The national narrative for the last few years has been that Ben Roethlisberger is a fading version of the Pittsburgh Steelers quarterback who won two Super Bowls. On Wednesday, Big Ben was announced as the AFC Offensive Player of the Week for his efforts in the Steelers win over the Tampa Bay Buccaneers on Monday night.
Ben Roethlisberger has been named AFC Offensive Player of the Week.
— Pittsburgh Steelers (@steelers) September 26, 2018
MORE: https://t.co/znsiySSr9m pic.twitter.com/jfIt3y2khd
While Roethlisberger might not be the man he was 10 years ago, very few of actually are either, and it is worth noting that this is the 16th time he has won this award. The most in team history, as per the team’s PR/Media Manager, Dom Rinelli.

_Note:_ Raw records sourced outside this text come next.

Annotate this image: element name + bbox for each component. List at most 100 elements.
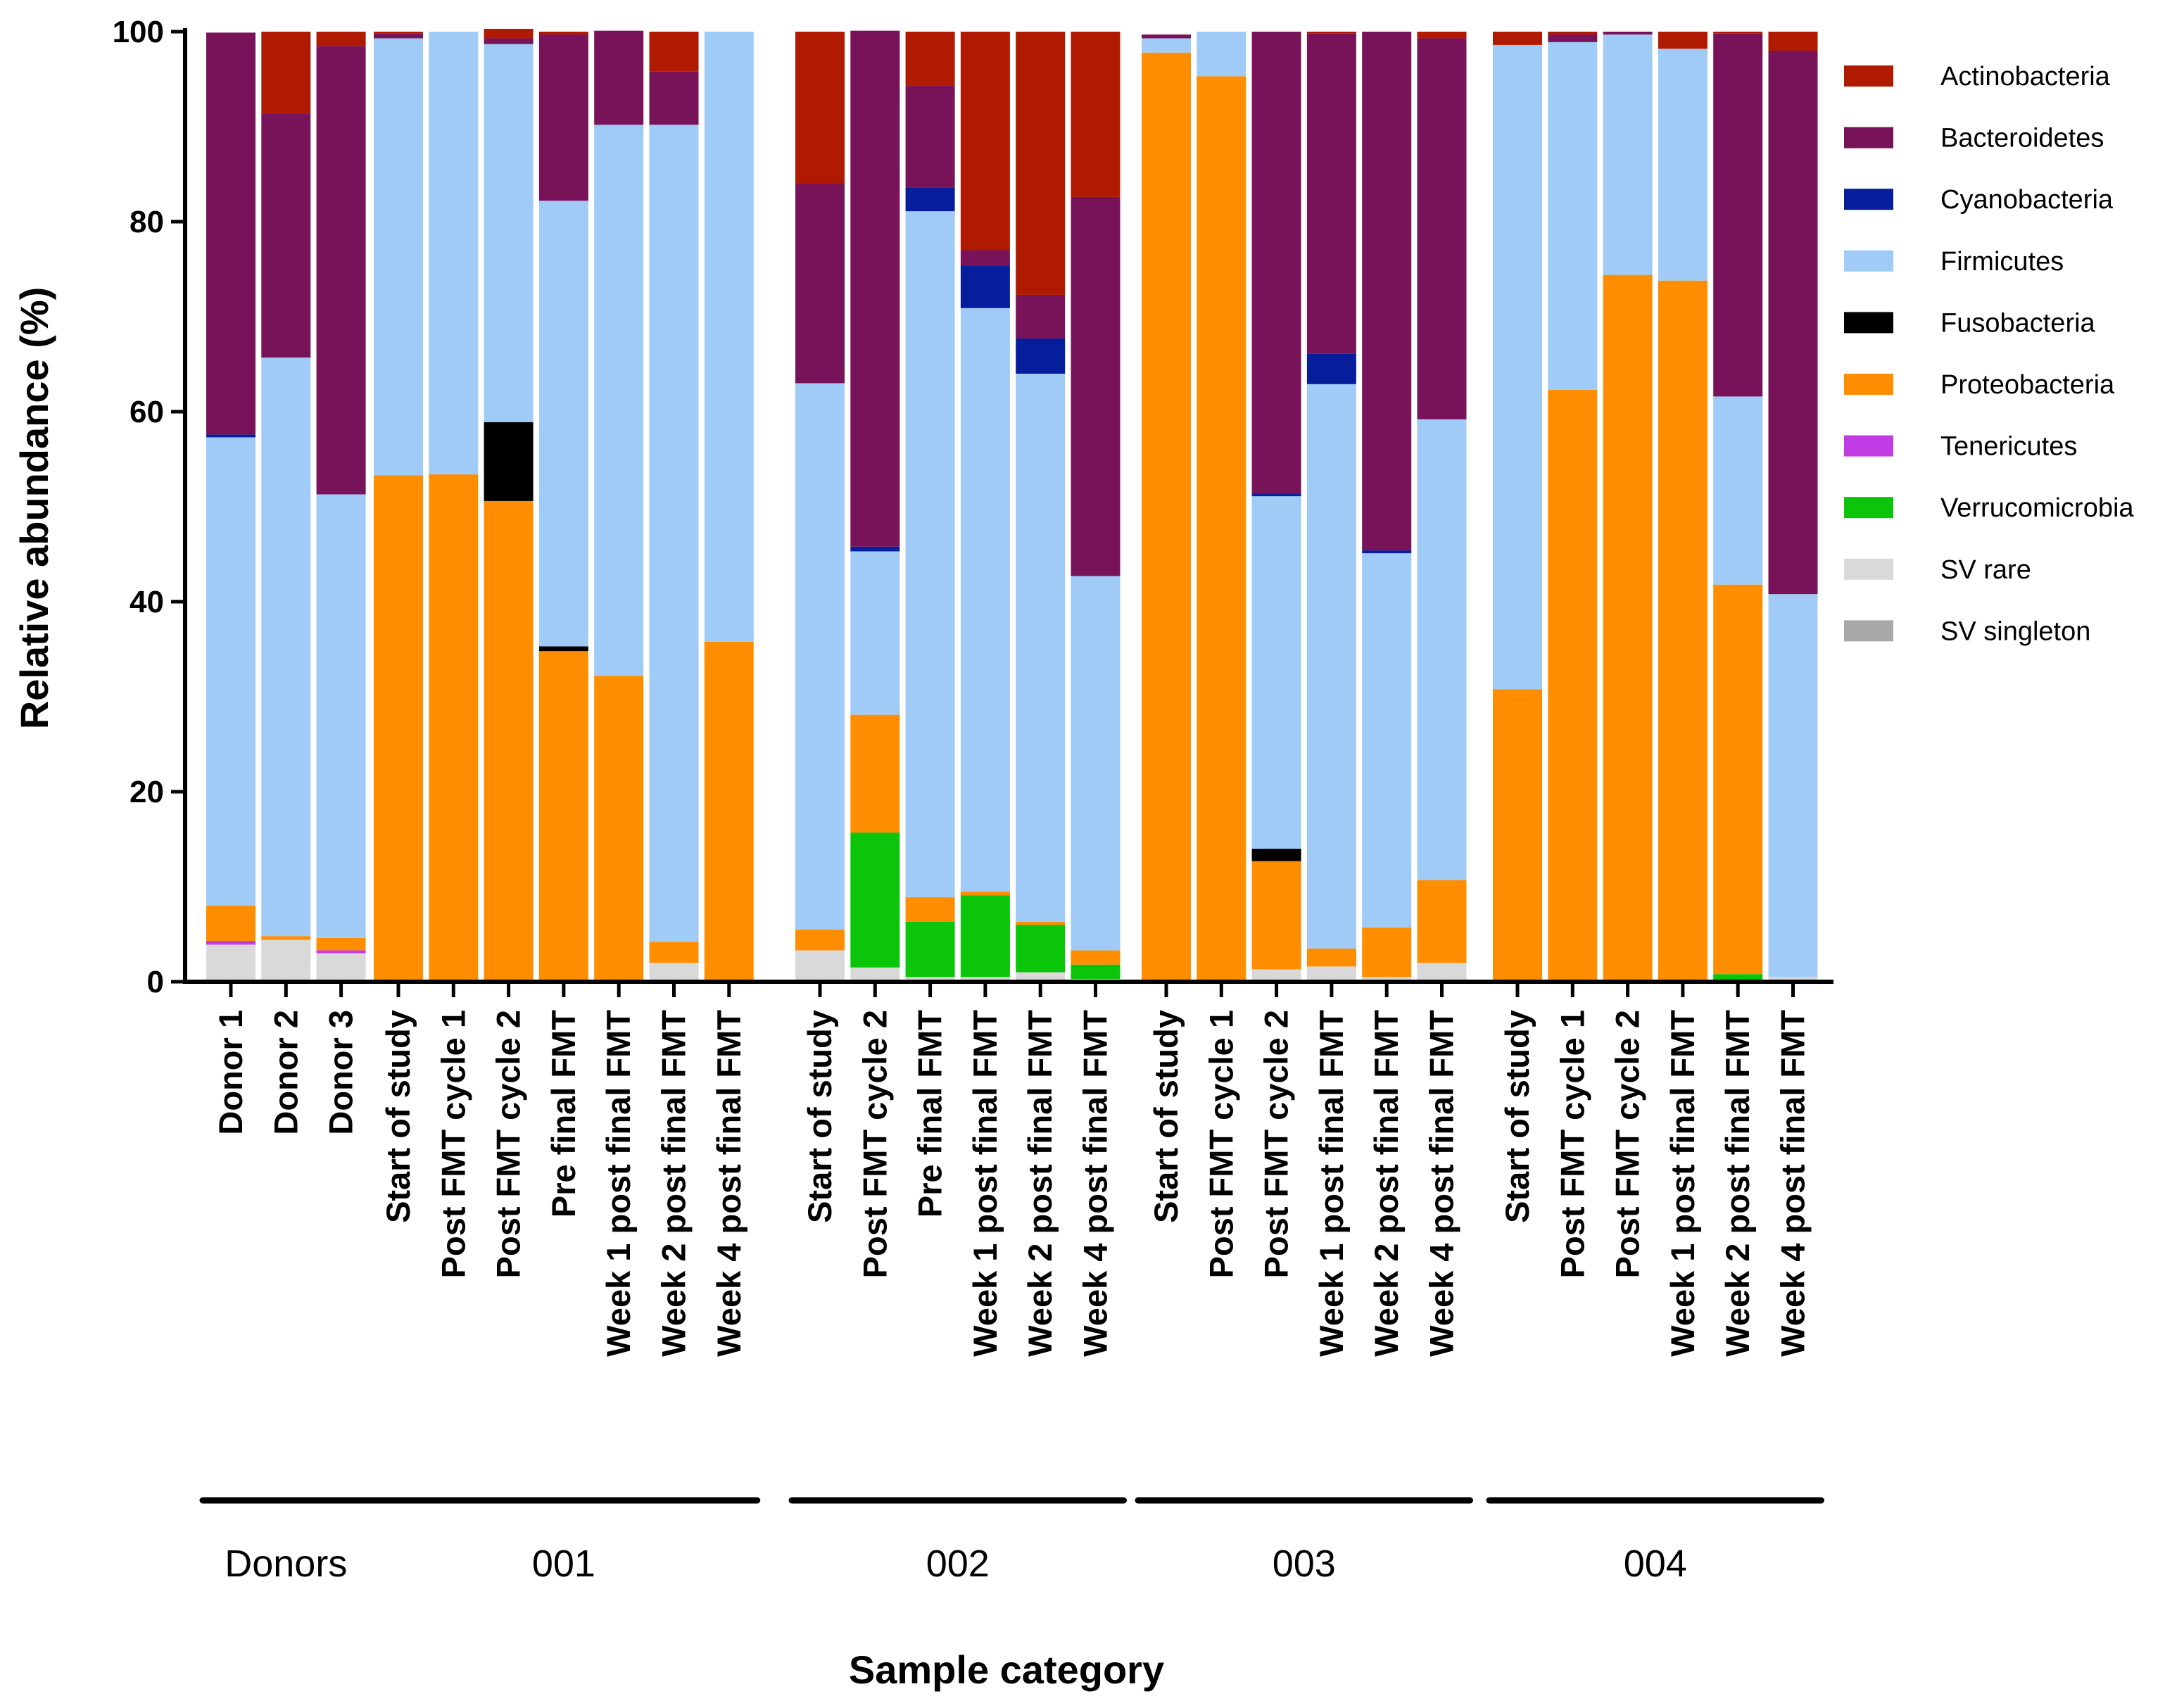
segment-bacteroidetes bbox=[1071, 196, 1121, 576]
segment-fusobacteria bbox=[484, 422, 534, 501]
segment-proteobacteria bbox=[1306, 948, 1356, 967]
segment-firmicutes bbox=[1251, 496, 1301, 849]
category-label: Week 4 post final FMT bbox=[710, 1010, 747, 1357]
y-tick-label: 20 bbox=[130, 775, 164, 809]
legend-label: SV rare bbox=[1940, 555, 2031, 585]
segment-sv-rare bbox=[316, 953, 366, 982]
segment-firmicutes bbox=[1197, 32, 1246, 77]
segment-bacteroidetes bbox=[1548, 34, 1598, 42]
segment-proteobacteria bbox=[429, 474, 479, 982]
category-label: Donor 1 bbox=[212, 1010, 249, 1135]
legend-swatch bbox=[1844, 374, 1893, 395]
category-label: Post FMT cycle 1 bbox=[1202, 1010, 1239, 1278]
segment-actinobacteria bbox=[484, 28, 534, 39]
segment-sv-rare bbox=[261, 940, 311, 982]
category-label: Week 1 post final FMT bbox=[1313, 1010, 1350, 1357]
segment-cyanobacteria bbox=[1362, 550, 1412, 554]
segment-firmicutes bbox=[1768, 594, 1818, 978]
bar-4 bbox=[374, 32, 423, 982]
segment-actinobacteria bbox=[1493, 32, 1542, 45]
segment-actinobacteria bbox=[795, 32, 845, 184]
segment-actinobacteria bbox=[1306, 32, 1356, 34]
legend-swatch bbox=[1844, 65, 1893, 87]
group-labels: Donors 001 002 003 004 bbox=[199, 1497, 1824, 1585]
segment-actinobacteria bbox=[905, 32, 955, 86]
segment-firmicutes bbox=[1713, 396, 1763, 585]
segment-firmicutes bbox=[1603, 34, 1653, 275]
bar-12 bbox=[850, 30, 900, 982]
segment-verrucomicrobia bbox=[1016, 925, 1066, 973]
category-label: Week 2 post final FMT bbox=[1719, 1010, 1756, 1357]
segment-sv-rare bbox=[795, 950, 845, 982]
axes-layer bbox=[183, 28, 1833, 984]
bar-22 bbox=[1417, 32, 1467, 982]
bar-5 bbox=[429, 32, 479, 982]
segment-sv-rare bbox=[850, 967, 900, 982]
segment-bacteroidetes bbox=[1417, 38, 1467, 419]
segment-bacteroidetes bbox=[206, 32, 255, 435]
group-label-donors: Donors bbox=[225, 1543, 347, 1585]
bar-17 bbox=[1142, 34, 1191, 982]
segment-firmicutes bbox=[484, 44, 534, 422]
bars-layer bbox=[206, 28, 1818, 982]
segment-proteobacteria bbox=[374, 475, 423, 982]
segment-sv-rare bbox=[1362, 977, 1412, 982]
bar-26 bbox=[1658, 32, 1708, 982]
segment-bacteroidetes bbox=[1768, 51, 1818, 595]
segment-cyanobacteria bbox=[850, 546, 900, 552]
legend-label: SV singleton bbox=[1940, 616, 2090, 646]
x-axis-title: Sample category bbox=[849, 1647, 1164, 1692]
segment-sv-rare bbox=[1306, 966, 1356, 982]
category-label: Start of study bbox=[801, 1010, 838, 1223]
segment-proteobacteria bbox=[538, 651, 588, 982]
segment-firmicutes bbox=[1306, 384, 1356, 949]
segment-proteobacteria bbox=[1548, 389, 1598, 982]
segment-firmicutes bbox=[850, 551, 900, 715]
category-label: Week 4 post final FMT bbox=[1077, 1010, 1114, 1357]
segment-cyanobacteria bbox=[1251, 493, 1301, 497]
segment-bacteroidetes bbox=[1713, 33, 1763, 397]
y-tick-label: 60 bbox=[130, 395, 164, 429]
bar-2 bbox=[261, 32, 311, 982]
category-label: Week 2 post final FMT bbox=[1368, 1010, 1405, 1357]
bar-27 bbox=[1713, 32, 1763, 982]
segment-firmicutes bbox=[1362, 553, 1412, 928]
segment-firmicutes bbox=[538, 201, 588, 647]
category-label: Week 1 post final FMT bbox=[966, 1010, 1004, 1357]
legend-item-verrucomicrobia: Verrucomicrobia bbox=[1844, 493, 2134, 523]
legend-swatch bbox=[1844, 189, 1893, 210]
bar-9 bbox=[649, 32, 699, 982]
segment-proteobacteria bbox=[1658, 280, 1708, 982]
segment-sv-rare bbox=[960, 977, 1010, 982]
bar-23 bbox=[1493, 32, 1542, 982]
segment-bacteroidetes bbox=[1016, 294, 1066, 339]
segment-sv-rare bbox=[649, 963, 699, 982]
bar-15 bbox=[1016, 32, 1066, 982]
segment-firmicutes bbox=[1142, 38, 1191, 53]
segment-firmicutes bbox=[1493, 44, 1542, 690]
category-label: Post FMT cycle 2 bbox=[490, 1010, 527, 1278]
segment-firmicutes bbox=[429, 32, 479, 475]
segment-cyanobacteria bbox=[960, 265, 1010, 308]
bar-3 bbox=[316, 32, 366, 982]
segment-actinobacteria bbox=[960, 32, 1010, 251]
legend-swatch bbox=[1844, 250, 1893, 272]
category-labels: Donor 1 Donor 2 Donor 3 Start of study Post … bbox=[212, 982, 1812, 1357]
bar-7 bbox=[538, 32, 588, 982]
segment-sv-rare bbox=[1251, 969, 1301, 982]
segment-bacteroidetes bbox=[795, 184, 845, 384]
y-tick-label: 100 bbox=[113, 15, 164, 49]
bar-28 bbox=[1768, 32, 1818, 982]
bar-10 bbox=[704, 32, 754, 982]
legend-swatch bbox=[1844, 620, 1893, 642]
segment-bacteroidetes bbox=[649, 71, 699, 125]
category-label: Start of study bbox=[1498, 1010, 1536, 1223]
segment-bacteroidetes bbox=[1362, 32, 1412, 551]
category-label: Post FMT cycle 2 bbox=[1258, 1010, 1295, 1278]
legend-swatch bbox=[1844, 127, 1893, 148]
bar-18 bbox=[1197, 32, 1246, 982]
segment-bacteroidetes bbox=[960, 250, 1010, 266]
legend-item-proteobacteria: Proteobacteria bbox=[1844, 370, 2115, 400]
segment-verrucomicrobia bbox=[1713, 974, 1763, 982]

QB Ben Roethlisberger (@_BigBen7) earns his 16th career AFC Offensive Player of the Week honor - the most in #Steelers history - for his Week Three 353 yard / 3 touchdown game
— Dom Rinelli (@drinelli) September 26, 2018
He has been named AFC Offensive Player of the Week at least once in 12 of his 15 seasons in the #NFL
Completing 30 of his 38 passes for a total of 353 yards and 3 touchdowns, Roethlisberger finished the game with a passer rating of 120.7. Currently second in the league with 1140 yards passing behind Ryan Fitzpatrick, the Pittsburgh quarterback is on pace to break his 2014 total for most yards in a season when he finished the year with 4,952 yards through the air.
Roethlisberger is the second Steelers’ player to win Player of the Week honors in 2018, after T.J. Watt won the award in Week 1 for his 3 sack performance against the Cleveland Browns.